The five main types of vector commonly used include plasmids, bacteriophages, cosmids, and bacterial and yeast artificial chromosomes (BACs and YACs). The choice of vector used in cloning depends on a number of factors, such as the particular restriction enzyme being used and the size of the target DNA to be inserted. Some of the early vectors, such as plasmids and bacteriophages, were very limited in terms of the size of the target DNA fragment that could be inserted. Later generations of vectors, such as cosmids, can take inserts up to approximately 50 kb in size. A cosmid is essentially a plasmid that has had all but the minimum vector DNA necessary for propagation removed (i.e., the cos sequence), to enable insertion of the largest possible foreign DNA fragment and still allow replication.

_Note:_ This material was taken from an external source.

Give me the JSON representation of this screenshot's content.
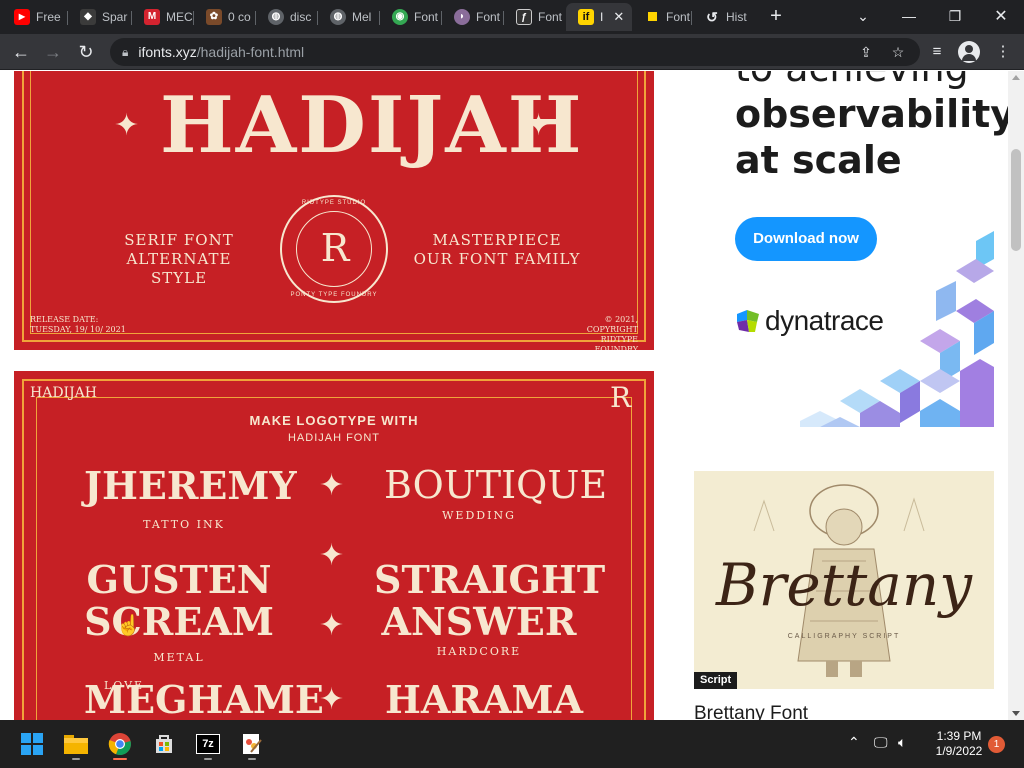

The development of BACs and YACs allows the possibility of cloning DNA fragments of between 300 kb and 1000 kb in size. YACs consist of a plasmid that contains within it the minimum DNA sequences necessary for centromere and telomere formation plus DNA sequences known as autonomous replication sequences, all of which are necessary for accurate replication within yeast. YACs have the advantage that they can incorporate DNA fragments of up to 1000 kb in size as well as allow replication of eukaryotic DNA with repetitive DNA sequences, which often cannot take place in bacterial cells. Many eukaryotic genes are very large, being up to 2 to 3 million base pairs (bp) in length (p. 388). YACs allow detailed mapping of genes of this size and their flanking regions, whereas the use of conventional vectors would require an inordinate number of overlapping clones.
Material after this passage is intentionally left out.